Opeth também tá no meu coração, e coisas de prog.
Tô esperando hard rock, amiga. Cadê o hard rock?
Verdade, né? Sou super fã do Axl Rose, assim, eu acho que o cara é, né? Brincadeira, eu gosto de uma boa farofa Eu gosto de farofa.
Tem uma farofinha ali junto com o biótico, né?
Claro, claro, pô. É, o Six Nine Eyes é exatamente isso. Adorei que você falou, Bruno. É tipo, ele tem as duas coisas que são muito legais, o sombrio e o hard rock. Então assim, eu também curto muito farofa, pô. Tem Cinderela, Skid Row, para mim tipo as melhores baladas são do Skid Row. Então enfim, sou bem eclética, mas se eu puder, se eu pudesse levar um um estilo musical para uma ilha deserta seria o gothic rock, com certeza.
Vai ter uma pergunta final agora: I Don't Care do Megadeth é boa ou é uma desgraça?
Desgraça é uma palavra muito forte.
Entendemos então, entendeu?
Não é uma desgraça, cara. Olha o Bruno sujo, cara, sujo jogando baixo.
Se eu pudesse dizer que quando eu vi o filme do Megadeth no cinema e eu vi o Mustaine lá com os skatistas na rampa de skate, ele tava me passando uma vibe muito do Didi, tipo assim, e aí, galera?
Muito bom, né?
Mas enfim, o cara pode fazer o que ele quiser, né? Tipo, eu vou passar pano para o Mustaine? Desculpa, cara, é um mala, é um mala, mas Pô, o cara mudou minha vida, com certeza.

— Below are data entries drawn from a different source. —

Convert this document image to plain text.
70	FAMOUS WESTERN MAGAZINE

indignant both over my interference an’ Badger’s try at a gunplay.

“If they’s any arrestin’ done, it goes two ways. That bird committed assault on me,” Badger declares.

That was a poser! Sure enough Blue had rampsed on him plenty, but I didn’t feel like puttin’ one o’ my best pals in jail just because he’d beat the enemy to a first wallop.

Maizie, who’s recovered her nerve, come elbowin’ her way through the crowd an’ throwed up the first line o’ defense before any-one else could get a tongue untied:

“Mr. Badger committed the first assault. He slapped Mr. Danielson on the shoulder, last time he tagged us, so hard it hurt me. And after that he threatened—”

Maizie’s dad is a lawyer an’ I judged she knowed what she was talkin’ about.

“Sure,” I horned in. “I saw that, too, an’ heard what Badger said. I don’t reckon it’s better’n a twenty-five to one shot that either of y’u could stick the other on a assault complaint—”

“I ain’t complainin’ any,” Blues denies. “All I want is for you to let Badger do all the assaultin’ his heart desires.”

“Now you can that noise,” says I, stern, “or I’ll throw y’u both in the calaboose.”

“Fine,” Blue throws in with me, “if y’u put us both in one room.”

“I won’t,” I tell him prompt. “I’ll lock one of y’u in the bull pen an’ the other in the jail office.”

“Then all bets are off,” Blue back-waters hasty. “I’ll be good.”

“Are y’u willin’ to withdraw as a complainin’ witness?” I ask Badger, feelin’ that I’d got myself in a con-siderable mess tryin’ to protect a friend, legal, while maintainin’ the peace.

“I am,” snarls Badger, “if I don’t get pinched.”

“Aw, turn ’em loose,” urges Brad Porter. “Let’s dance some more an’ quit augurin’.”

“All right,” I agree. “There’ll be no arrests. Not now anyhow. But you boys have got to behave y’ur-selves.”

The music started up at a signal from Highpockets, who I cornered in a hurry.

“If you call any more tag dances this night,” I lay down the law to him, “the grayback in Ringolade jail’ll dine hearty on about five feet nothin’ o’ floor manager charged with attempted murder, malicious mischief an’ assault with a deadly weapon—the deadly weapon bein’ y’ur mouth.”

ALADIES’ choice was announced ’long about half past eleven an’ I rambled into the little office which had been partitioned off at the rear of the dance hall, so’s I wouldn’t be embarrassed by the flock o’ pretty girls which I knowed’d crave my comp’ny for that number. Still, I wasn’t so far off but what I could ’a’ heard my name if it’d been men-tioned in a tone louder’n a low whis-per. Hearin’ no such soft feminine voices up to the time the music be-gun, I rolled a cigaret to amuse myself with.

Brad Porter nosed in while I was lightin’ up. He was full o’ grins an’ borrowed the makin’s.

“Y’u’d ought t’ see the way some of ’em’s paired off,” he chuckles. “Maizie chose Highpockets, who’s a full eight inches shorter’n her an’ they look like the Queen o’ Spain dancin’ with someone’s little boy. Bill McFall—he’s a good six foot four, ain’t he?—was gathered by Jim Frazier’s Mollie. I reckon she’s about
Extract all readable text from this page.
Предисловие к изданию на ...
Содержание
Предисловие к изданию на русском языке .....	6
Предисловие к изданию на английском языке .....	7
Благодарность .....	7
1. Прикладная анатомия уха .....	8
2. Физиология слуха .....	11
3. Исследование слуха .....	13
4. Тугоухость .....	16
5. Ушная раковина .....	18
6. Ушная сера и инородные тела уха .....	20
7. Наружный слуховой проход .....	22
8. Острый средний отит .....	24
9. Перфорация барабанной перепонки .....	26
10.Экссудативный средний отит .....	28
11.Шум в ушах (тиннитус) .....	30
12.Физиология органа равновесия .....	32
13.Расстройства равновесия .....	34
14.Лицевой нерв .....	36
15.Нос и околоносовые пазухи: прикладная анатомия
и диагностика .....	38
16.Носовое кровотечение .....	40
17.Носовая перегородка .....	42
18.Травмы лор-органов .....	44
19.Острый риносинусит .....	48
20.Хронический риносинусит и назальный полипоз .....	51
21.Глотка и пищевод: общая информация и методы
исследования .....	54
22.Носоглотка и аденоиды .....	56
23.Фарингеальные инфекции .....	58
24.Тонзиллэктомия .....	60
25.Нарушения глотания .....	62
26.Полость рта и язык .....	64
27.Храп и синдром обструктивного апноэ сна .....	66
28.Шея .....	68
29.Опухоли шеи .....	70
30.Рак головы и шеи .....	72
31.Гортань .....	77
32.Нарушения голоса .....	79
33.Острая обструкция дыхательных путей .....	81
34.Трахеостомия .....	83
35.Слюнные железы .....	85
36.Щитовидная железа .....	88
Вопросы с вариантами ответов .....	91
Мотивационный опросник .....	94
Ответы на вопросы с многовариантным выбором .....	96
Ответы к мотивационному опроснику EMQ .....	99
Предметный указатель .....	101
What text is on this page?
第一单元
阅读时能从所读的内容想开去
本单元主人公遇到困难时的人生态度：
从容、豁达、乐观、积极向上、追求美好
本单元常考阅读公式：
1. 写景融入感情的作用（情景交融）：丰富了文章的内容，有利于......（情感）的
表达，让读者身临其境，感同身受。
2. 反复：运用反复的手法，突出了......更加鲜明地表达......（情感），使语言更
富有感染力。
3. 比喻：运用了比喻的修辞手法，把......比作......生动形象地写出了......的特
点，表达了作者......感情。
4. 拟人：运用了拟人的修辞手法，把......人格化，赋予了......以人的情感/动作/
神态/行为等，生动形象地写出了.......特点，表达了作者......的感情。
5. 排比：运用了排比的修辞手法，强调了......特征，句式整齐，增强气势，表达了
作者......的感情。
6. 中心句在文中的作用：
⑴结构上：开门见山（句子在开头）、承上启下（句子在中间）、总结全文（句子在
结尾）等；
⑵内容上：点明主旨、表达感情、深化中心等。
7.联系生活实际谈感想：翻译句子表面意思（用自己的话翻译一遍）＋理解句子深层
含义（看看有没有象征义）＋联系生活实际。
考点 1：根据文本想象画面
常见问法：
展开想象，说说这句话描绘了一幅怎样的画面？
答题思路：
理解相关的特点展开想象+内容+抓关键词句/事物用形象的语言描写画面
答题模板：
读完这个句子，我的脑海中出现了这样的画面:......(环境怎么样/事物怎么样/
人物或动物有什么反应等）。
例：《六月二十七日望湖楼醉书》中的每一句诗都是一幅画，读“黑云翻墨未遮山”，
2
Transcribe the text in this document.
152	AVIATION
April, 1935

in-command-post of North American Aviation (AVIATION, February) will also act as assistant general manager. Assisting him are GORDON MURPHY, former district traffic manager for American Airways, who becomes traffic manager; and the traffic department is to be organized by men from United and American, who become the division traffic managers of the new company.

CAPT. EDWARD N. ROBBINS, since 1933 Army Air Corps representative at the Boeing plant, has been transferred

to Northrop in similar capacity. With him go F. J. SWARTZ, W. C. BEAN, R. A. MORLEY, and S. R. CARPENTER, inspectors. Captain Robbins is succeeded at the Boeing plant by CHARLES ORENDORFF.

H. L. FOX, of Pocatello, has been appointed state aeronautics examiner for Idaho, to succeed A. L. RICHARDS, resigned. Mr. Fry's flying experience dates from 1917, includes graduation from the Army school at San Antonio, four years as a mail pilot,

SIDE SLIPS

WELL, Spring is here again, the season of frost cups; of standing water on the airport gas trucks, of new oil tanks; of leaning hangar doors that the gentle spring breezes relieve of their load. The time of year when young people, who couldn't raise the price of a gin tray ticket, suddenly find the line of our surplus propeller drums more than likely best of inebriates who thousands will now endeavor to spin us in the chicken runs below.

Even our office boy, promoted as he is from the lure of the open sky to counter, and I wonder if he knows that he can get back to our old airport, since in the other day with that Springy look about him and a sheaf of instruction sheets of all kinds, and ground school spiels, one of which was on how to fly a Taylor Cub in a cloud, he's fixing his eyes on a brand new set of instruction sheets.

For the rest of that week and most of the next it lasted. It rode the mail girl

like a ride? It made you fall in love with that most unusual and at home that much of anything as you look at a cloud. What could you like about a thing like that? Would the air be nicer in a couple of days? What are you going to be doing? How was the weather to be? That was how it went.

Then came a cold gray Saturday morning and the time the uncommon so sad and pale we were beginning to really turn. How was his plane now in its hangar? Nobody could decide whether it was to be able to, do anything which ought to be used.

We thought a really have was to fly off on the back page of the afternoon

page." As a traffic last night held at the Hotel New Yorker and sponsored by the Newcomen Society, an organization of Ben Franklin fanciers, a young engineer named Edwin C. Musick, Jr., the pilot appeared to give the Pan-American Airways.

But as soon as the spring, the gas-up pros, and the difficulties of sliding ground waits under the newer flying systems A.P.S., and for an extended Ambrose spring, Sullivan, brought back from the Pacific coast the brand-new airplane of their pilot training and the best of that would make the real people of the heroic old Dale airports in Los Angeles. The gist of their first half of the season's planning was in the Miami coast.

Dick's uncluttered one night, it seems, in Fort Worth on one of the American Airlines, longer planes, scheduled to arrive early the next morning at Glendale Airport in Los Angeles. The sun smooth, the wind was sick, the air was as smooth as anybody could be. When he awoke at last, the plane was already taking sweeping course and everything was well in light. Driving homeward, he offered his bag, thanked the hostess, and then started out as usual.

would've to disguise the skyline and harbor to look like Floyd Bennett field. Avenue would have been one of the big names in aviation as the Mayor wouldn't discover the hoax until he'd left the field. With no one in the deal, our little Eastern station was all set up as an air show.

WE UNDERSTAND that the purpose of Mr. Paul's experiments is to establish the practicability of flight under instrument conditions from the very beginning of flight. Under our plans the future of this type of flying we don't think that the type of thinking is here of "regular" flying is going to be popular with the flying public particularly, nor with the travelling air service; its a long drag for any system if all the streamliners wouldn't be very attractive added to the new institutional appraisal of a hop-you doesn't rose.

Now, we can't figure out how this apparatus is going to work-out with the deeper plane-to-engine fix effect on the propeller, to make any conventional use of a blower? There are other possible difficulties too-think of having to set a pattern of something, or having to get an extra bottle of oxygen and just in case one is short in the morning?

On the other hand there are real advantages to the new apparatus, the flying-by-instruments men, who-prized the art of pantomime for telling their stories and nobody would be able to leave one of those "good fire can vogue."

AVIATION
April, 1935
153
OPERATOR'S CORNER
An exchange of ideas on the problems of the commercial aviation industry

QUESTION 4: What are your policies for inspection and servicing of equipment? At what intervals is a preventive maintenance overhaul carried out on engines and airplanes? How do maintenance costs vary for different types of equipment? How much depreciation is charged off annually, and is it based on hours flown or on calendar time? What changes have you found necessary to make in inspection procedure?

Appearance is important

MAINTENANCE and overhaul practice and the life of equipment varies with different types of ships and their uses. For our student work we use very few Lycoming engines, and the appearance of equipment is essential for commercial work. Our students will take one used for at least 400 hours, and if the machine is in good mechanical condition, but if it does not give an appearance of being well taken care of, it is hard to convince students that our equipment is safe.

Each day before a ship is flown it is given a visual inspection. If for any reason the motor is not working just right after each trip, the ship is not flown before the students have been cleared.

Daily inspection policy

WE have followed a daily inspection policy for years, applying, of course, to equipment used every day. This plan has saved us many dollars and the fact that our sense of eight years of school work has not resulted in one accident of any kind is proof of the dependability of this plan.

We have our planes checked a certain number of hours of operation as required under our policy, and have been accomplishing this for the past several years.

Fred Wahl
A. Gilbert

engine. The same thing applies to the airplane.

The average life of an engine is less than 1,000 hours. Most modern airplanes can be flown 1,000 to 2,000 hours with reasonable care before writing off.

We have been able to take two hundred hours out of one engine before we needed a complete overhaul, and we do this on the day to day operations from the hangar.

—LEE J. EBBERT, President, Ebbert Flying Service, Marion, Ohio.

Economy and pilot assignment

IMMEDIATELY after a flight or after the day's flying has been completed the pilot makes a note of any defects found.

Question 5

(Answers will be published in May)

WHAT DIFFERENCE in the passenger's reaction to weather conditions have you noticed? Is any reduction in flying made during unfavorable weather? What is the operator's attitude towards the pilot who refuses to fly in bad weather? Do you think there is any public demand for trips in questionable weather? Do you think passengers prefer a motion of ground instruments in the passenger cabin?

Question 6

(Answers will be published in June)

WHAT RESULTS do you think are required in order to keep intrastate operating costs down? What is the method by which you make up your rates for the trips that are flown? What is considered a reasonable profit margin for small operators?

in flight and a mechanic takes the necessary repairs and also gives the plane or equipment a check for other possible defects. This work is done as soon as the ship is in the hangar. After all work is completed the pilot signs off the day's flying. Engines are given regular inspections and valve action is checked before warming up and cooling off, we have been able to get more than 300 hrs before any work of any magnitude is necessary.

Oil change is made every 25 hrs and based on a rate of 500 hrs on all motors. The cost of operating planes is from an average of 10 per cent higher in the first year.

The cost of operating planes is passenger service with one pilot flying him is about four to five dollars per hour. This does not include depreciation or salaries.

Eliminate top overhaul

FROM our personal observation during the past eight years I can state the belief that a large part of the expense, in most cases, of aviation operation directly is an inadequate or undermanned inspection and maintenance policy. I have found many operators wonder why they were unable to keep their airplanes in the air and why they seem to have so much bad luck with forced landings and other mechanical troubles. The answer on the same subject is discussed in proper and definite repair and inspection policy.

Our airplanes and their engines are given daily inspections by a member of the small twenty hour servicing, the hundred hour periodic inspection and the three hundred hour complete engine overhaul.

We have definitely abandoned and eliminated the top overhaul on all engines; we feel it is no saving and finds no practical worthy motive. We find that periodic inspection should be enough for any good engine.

Não, cara, eu por muito tempo, quando eu conseguia fazer ranking, o Rest in Peace era parte do meu top 10 lá.
É simplesmente o avô do thrash metal, cara.
Sim, ele é a madrasta, né?
Tem para ninguém, tem para ninguém. O cara tem o nome dele no Kill 'Em All e no Ride the Lightning só.
Então assim, segundo ele, não me Papéis também, né?
Superem, superem!
Muito bom, muito bom!
Então, Bruno, é, vamos lá, trouxe a ideia, acho que deu certo, acho que rolou, gostei.
Vamos ver, vamos ver o que que você fala. Eu tô ansioso para ver o que que vão xingar a gente, cara, ou o que que vão elaborar nos cenários aqui.
É, mas vamos lá, contribuições são bem-vindas.
Sempre, sempre, sempre. Para manter a tradição, passando a régua, fechando a conta e fui, fui, tchau.
E se, e se o Grunge não tivesse acontecido, será que o Nestlé aconteceria?